Doha Trade Negotiations Fail

It was predictable that India and China would refuse to play along with the usual trade liberalization game. They know what the western nations--especially the U.S.--are up to and they are big and powerful enough to tell the Bush administration to take a hike. China, in particular, is not about to allow a flood of subsidized farm products from the U.S. to wipe out their farmers, as happened in Mexico and a host of African and South American nations. Moreover, as one of the major holder of dollars, China can laugh at the IMF's prescriptions for "structural adjustment" that have plunged so many Asian nations into dire poverty as the price of being bailed out. Instead, it's been lending to us by accepting our dollars in return for low-cost manufacturing products. Now the U.S.—that's us--is the debtor and we get to pay the interest.

It would have been nice to know exactly what each side proposed in the trade talks, but apparently our government does not have much confidence in the ability of Americans to understand the fine points of international trade. Or perhaps it's the opposite fear--that the people will understand all too well.

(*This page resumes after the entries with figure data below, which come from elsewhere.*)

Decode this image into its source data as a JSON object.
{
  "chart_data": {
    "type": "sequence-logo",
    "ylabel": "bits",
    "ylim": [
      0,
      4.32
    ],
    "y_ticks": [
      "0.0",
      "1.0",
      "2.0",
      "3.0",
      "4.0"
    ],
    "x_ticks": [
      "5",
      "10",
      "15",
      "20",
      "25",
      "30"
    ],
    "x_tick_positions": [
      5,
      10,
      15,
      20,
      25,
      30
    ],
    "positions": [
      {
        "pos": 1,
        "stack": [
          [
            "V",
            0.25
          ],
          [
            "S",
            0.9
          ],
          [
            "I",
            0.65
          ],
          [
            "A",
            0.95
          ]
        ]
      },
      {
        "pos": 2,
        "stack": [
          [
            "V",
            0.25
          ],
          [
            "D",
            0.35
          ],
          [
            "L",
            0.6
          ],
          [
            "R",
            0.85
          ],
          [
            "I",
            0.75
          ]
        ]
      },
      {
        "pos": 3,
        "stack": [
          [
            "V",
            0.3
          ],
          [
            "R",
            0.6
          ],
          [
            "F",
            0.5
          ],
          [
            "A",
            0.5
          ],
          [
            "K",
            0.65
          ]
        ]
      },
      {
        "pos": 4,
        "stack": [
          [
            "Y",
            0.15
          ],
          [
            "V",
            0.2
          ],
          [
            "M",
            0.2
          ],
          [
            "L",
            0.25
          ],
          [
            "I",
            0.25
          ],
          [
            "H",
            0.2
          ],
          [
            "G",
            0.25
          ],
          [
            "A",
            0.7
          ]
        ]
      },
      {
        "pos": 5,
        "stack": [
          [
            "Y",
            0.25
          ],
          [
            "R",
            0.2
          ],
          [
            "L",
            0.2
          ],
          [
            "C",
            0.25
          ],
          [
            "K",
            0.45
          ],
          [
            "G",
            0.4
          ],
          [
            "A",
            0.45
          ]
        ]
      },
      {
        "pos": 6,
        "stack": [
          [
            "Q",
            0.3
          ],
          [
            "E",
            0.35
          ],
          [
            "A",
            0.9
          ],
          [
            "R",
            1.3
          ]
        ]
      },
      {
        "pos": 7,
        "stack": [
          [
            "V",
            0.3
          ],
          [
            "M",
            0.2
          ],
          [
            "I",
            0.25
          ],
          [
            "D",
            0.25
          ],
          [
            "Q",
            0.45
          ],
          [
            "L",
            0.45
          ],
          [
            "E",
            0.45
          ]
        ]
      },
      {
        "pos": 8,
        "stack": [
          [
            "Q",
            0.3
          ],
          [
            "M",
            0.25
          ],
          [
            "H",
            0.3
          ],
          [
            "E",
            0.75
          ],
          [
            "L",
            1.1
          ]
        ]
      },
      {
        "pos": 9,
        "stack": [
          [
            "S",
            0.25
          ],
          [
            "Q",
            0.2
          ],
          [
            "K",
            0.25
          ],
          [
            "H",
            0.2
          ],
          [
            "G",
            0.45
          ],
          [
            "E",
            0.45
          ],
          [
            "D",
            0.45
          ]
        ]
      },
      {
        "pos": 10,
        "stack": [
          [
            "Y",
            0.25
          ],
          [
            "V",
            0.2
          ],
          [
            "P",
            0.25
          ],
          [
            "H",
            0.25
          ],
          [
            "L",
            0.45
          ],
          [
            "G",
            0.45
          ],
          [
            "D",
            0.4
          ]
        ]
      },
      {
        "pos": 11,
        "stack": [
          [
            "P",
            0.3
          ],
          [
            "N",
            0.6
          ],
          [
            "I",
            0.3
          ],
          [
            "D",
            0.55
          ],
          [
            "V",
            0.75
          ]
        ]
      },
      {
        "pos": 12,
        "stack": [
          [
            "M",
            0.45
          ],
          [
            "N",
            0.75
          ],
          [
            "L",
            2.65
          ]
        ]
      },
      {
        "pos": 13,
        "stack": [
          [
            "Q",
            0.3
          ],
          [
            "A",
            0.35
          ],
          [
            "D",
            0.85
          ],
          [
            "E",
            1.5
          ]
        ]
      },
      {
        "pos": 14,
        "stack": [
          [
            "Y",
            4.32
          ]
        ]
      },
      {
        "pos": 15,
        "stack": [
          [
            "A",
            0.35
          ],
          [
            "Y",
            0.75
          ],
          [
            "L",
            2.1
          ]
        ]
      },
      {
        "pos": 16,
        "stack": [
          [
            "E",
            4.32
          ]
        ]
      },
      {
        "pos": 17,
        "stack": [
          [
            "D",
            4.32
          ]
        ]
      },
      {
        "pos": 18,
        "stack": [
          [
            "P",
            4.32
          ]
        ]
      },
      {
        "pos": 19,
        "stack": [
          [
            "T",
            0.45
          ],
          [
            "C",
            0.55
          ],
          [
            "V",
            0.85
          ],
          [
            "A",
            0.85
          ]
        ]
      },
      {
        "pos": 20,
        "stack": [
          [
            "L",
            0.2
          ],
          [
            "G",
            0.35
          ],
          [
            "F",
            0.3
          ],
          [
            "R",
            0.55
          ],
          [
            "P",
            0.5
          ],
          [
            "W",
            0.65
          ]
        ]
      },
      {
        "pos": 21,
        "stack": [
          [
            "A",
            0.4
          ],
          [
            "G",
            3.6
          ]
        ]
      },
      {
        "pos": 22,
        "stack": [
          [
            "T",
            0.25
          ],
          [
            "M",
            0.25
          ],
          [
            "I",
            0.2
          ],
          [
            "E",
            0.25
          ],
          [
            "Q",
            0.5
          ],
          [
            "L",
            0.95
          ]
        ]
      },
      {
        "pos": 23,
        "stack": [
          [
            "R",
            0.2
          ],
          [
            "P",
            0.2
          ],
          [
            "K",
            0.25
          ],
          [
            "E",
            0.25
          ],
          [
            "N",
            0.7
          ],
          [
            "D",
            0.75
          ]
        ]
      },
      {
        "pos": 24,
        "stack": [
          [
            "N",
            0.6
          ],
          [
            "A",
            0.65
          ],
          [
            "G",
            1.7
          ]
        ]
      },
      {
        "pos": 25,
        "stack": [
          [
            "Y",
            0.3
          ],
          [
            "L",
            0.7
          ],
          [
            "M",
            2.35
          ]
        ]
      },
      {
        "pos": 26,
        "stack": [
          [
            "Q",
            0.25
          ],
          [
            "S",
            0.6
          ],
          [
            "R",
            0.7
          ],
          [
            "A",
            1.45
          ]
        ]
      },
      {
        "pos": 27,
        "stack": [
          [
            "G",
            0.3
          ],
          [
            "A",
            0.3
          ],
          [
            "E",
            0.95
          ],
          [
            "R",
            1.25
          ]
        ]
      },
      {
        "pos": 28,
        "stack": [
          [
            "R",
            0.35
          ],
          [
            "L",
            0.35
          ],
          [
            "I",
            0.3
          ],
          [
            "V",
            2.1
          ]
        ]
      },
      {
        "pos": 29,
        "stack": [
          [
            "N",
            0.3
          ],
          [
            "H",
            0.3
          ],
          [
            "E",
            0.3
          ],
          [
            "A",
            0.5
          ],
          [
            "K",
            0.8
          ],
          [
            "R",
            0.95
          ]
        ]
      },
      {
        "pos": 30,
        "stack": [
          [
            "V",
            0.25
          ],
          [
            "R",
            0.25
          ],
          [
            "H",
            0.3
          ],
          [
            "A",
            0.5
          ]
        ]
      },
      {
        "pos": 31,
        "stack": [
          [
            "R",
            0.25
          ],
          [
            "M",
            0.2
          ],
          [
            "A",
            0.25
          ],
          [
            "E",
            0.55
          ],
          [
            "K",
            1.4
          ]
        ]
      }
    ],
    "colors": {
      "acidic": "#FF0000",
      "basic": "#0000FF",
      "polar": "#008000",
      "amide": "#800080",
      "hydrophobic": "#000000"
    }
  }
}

Of course, those fine points have made the difference between the industrial powerhouse this nation was before Reagan and his wrecking crew took power and starting sending manufacturing overseas and concentrating the wealth of the nation into the hands of the superrich, and what it is today, a declining power, foolishly squandering its diminishing resources on a colonial war intended to make a few people rich and to establish control of oil production in the middle east. Fine points, indeed!

I would like to believe that an Obama presidency would at least attempt to encourage capital formation in the U.S., but I don't have much faith that it will.

Without a robust industrial capacity, we are destined to loose our economic and technological preeminence, if, indeed we have not already lost it.